ATLANTA – The state Senate was where the action was in the General Assembly this year either to reform or repeal Georgia’s decades-old certificate of need law (CON) governing hospitals and health-care services.

Heading into the summer, there’s every indication Republican senators will continue aggressively pursuing their push to overhaul CON or scrap it entirely. A newly created Senate study committee of senators, health-care executives and an insurance industry representative will begin meeting June 13 to look for ways to at least reform the law.

The Senate Study Committee on Certificate of Need Reform is poised to start its work earlier than most legislative study committees, which typically don’t start meeting until well into the summer.
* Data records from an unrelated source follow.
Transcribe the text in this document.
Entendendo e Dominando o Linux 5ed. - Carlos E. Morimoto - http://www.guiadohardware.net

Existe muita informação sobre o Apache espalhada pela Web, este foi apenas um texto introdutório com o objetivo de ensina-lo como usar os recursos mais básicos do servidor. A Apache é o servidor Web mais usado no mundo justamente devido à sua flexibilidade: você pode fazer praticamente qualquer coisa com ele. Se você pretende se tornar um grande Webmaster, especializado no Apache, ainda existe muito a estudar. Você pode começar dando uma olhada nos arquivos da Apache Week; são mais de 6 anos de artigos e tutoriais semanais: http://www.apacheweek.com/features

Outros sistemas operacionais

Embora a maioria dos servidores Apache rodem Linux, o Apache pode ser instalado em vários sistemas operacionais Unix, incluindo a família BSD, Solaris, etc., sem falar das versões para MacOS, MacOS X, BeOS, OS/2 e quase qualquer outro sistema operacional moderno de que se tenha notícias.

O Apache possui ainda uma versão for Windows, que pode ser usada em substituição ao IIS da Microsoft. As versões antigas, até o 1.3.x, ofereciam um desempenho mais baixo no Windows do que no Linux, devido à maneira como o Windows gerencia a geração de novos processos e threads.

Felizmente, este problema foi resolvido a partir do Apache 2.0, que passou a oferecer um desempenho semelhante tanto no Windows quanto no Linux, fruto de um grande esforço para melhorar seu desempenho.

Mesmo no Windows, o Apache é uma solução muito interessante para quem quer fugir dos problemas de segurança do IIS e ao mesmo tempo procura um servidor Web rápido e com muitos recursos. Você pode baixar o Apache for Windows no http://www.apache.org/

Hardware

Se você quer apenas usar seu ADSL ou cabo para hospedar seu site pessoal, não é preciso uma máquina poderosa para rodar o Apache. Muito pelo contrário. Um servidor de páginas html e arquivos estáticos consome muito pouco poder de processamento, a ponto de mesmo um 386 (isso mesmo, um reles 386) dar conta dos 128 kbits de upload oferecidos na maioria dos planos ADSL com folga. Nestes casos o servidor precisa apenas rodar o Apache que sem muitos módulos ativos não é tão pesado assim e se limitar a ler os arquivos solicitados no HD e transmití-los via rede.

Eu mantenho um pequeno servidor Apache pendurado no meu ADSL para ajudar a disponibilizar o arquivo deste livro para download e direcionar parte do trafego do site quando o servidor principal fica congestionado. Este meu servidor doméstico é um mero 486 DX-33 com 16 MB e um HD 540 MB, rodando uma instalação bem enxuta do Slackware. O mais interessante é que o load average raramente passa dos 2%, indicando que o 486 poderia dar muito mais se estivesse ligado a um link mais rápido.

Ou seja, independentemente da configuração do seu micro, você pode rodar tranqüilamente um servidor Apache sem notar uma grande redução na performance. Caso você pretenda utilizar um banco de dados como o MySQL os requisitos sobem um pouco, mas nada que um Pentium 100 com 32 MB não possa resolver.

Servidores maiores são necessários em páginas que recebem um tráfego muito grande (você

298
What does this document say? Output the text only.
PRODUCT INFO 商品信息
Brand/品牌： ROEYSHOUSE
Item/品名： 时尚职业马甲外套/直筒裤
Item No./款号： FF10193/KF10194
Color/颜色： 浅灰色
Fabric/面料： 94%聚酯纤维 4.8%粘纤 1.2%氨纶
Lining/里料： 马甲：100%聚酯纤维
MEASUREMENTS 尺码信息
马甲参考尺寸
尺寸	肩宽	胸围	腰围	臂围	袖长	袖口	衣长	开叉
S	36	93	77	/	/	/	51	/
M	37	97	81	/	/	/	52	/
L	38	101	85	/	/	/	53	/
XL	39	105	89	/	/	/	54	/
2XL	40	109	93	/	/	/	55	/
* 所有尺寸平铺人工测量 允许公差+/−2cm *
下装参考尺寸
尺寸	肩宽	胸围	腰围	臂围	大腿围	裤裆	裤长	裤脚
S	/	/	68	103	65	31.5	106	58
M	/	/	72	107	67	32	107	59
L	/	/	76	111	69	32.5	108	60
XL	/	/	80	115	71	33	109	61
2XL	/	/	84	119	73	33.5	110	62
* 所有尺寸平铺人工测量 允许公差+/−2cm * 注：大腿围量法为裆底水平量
“It definitely shows the importance of the issue, especially to the Senate,” said Chris Denson, director of policy and research for the Georgia Public Policy Foundation, a think tank that advocates free-market approaches to public-policy issues.

Georgia’s CON law requires applicants wishing to build a new medical facility or provide a new health-care service to demonstrate to the state Department of Community Health that the facility or service is needed in that community.

The General Assembly passed the law in 1979 to comply with a federal mandate aimed at reducing health-care costs by avoiding duplication, only to see Congress repeal the federal statute in 1986. By 1990, 11 states – including California and Texas – had done away with their state CON laws.

This year’s push to reform or abolish CON in Georgia came primarily through two bills introduced by Senate Republicans. Senate Bill 99 called for exempting most rural hospitals from the law, while Senate Bill 162 would have repealed CON entirely except for long-term care facilities.

South Carolina lawmakers abolished the Palmetto State’s CON law this year, also with the exception of long-term care facilities.

Senate Bill 99 passed the Senate 42-13, including the votes of nine Democrats, but died in the Georgia House of Representatives. The repeal bill cleared the Senate Regulated Industries and Utilities Committee but failed to reach the Senate floor for a vote.

Denson’s group favors repealing CON. He and Matthew Mitchell, a researcher at West Virginia University, released a report in April that points to barriers to health-care access CON laws impose and questions the argument that getting rid of the law would result in a wave of hospital closures.

“The fears of the widespread closure of safety net hospitals is overblown,” Denson said. “There’s no correlation between CON laws and rural hospital closures.”

Monty Veazey, president and CEO of the Georgia Alliance of Community Hospitals, said making it easier to build new hospitals and ambulatory-surgery centers by abolishing the CON law would not improve access to health care in rural communities as supporters of repeal argue.

“These hospitals are not going to be built in rural areas,” Veazey said. “They’re going to be built in zip codes where the money is. … It’s all about the money.”

The Senate study committee is dominated by Republicans – including Sens. Greg Dolezal of Cumming, who will chair the panel; Kay Kirkpatrick of Marietta; Matt Brass of Newnan; Bill Cowsert of Athens; and Ben Watson of Savannah. Democrats on the committee includes Sens. Freddie Powell Sims of Dawson and Ed Harbison of Columbus.

Non-legislators on the panel include Jack Hughston Memorial Hospital CEO Mark Baker to represent for-profit health systems, Memorial Health Meadows Hospital CEO Matt Hasbrouck to represent rural hospitals, Christine Macewen of Piedmont Health Care to represent nonprofit health systems, Georgia Association of Health Plans CEO Jesse Weathington to represent the insurance industry, and independent physician Dr. Stephen Wertheim.

Meanwhile, the House also is expected to weigh in on CON this summer and fall.

House lawmakers voted on the last day of this year’s legislative session to create a study committee on CON. Its members have yet to be appointed.